Но тень подернула ее серые глаза, когда она представила ему двух посетителей.
Maman подзывает меня и знакомит с немолодой женщиной и девчонкой примерно одного со мной возраста — где-то лет восьми. Нас с Maman называют нищими, но и эти двое не далеко от нас ушли.
— Джек, это Эула и ее дочь Клотиль. Клотиль твоя единокровная сестра.
Совсем ещё кроха, с тоненькими ножками и большими проникновенными глазами. Меня охватила такая печаль — я ведь знала, какая судьба её ждёт. Меньше, чем через девять лет она переживет апокалипсис, только чтобы оказаться в плену у Винсента и Вайолет.
Клотиль сбежала от них и успела застрелиться. Джек до сих пор не знал почему. Она убила себя, чтобы освободить его? Или просто не знала, как жить после того, что с ней сделали Любовники?
Я говорю Maman:
— Нет у меня никакой сестры.
Вот младший брат у меня был. В начале лета Maman возила меня в Стерлинг, чтобы показать особняк отца. Она сказала, что всё это должно было стать нашим. Мы смотрели, как Рэдклифф и другой его сын гоняли мяч во дворе. Брат был чем-то на меня похож, но эта девочка какая-то бледная, худая, и волосы у нее светло-каштанового цвета.
— У вас один отец. Рэдклифф, — Maman с трудом произносит его имя.
— Это еще не факт, Хэлен, — фыркает Эула, — шанс один к трем.
Клотиль смотрит в потолок. Чувствуется, что она смущена тем, что не знает, кто ее père[5], но уже успела к этому привыкнуть.
Эула подходит и обхватывает руками моё лицо, чего я терпеть не могу.
— О, ouais[6], без сомнения в тебе течёт его кровь. Хотя это всё равно ничего не значит. Вы ни копейки от него не получите, — она опускает руку, — вы с Клотиль пойдите поиграйте. А мы с твоей mère[7] пропустим по стаканчику.

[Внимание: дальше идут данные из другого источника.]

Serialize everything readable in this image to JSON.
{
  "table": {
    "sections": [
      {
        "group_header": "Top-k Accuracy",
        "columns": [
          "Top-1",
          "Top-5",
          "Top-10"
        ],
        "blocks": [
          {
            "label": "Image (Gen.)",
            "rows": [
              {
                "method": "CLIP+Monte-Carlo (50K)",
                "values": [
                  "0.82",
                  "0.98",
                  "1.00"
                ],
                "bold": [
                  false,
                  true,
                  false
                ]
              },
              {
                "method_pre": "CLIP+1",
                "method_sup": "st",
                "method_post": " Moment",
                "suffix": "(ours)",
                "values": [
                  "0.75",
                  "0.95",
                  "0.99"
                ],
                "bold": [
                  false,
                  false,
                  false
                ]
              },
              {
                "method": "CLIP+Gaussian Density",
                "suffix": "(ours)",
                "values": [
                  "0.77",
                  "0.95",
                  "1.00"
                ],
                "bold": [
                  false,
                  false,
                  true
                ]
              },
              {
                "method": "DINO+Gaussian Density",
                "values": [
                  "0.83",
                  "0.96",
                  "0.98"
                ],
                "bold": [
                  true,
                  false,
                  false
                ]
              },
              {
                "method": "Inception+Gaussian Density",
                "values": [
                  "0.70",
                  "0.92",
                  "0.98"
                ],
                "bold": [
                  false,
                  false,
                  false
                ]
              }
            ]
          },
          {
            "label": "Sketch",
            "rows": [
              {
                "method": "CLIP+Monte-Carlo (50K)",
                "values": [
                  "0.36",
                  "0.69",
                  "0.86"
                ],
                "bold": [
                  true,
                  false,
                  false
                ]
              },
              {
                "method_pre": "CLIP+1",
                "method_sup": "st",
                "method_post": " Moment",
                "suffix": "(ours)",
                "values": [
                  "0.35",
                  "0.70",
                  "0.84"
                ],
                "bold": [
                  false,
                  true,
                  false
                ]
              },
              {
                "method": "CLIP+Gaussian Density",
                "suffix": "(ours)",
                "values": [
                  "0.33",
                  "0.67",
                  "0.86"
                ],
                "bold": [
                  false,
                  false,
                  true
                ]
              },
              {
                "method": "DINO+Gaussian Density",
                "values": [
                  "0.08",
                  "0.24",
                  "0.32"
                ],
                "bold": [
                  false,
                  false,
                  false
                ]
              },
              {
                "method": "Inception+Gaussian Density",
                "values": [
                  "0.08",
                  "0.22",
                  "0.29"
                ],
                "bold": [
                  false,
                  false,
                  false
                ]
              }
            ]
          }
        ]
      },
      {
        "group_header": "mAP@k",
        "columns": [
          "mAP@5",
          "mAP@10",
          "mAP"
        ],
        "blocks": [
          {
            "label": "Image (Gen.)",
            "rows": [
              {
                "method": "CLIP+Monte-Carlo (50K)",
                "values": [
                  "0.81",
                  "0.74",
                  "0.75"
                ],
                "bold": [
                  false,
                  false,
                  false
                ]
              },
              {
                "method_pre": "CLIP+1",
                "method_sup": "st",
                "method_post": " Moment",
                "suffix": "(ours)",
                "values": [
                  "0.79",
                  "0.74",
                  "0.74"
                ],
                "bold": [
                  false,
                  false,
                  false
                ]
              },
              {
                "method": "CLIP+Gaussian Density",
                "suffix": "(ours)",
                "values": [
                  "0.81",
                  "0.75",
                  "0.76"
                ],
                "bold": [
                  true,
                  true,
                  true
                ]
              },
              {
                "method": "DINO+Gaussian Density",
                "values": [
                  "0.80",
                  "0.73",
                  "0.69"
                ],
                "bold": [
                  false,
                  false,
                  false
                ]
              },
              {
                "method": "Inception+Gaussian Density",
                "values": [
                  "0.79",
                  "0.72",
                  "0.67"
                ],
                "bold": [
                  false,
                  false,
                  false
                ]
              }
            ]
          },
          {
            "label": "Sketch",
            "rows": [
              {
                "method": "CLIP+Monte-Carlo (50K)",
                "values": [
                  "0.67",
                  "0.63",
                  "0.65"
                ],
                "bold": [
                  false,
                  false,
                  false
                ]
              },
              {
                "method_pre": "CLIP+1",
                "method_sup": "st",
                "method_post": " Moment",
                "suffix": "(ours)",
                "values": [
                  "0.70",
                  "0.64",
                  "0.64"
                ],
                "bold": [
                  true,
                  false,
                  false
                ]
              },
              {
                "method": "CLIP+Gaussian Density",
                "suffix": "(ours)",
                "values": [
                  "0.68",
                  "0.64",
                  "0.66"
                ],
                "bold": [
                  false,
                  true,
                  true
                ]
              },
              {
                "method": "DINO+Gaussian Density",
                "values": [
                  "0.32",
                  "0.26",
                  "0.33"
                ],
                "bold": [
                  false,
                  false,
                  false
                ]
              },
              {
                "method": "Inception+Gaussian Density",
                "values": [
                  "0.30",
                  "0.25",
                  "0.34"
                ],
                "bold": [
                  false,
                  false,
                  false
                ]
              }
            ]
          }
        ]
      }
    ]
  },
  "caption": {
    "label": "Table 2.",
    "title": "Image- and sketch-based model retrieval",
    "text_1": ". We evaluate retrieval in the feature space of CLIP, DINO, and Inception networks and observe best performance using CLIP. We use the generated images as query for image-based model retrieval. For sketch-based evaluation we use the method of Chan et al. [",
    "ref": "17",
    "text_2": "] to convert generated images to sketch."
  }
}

Когда Maman выпивает, то становится другим человеком. Я смотрю на неё с мольбой; «Не надо». Но она отводит взгляд. А чего еще я ожидал?
Клотиль с улыбкой берёт меня за руку, и мы выходим на улицу. Кажется, она ничего так, милая. Она же не виновата, что оказалась моей сестрой.
Я привожу её на плавучий причал, который смастерил сам, и показываю, как проверять сети. Она глядит на меня изумленно, словно я воду в вино превратил.
И вдруг ни с того ни с сего произносит:
— Кажется, ты мой старший брат.
Я не знаю, как к этому относиться. Она не плохой компаньон, не трещит без умолку. Даже когда у неё заурчало в животе, она не призналась, что голодна. Я хотя бы могу прокормить себя, умею охотиться, рыбачить, да и приготовить свою добычу. Я мог бы помогать ей время от времени.
— Похоже на то.
Затем, нахмурившись, я пинком спихиваю сеть обратно в воду. Еще чего не хватало — кормить лишний рот!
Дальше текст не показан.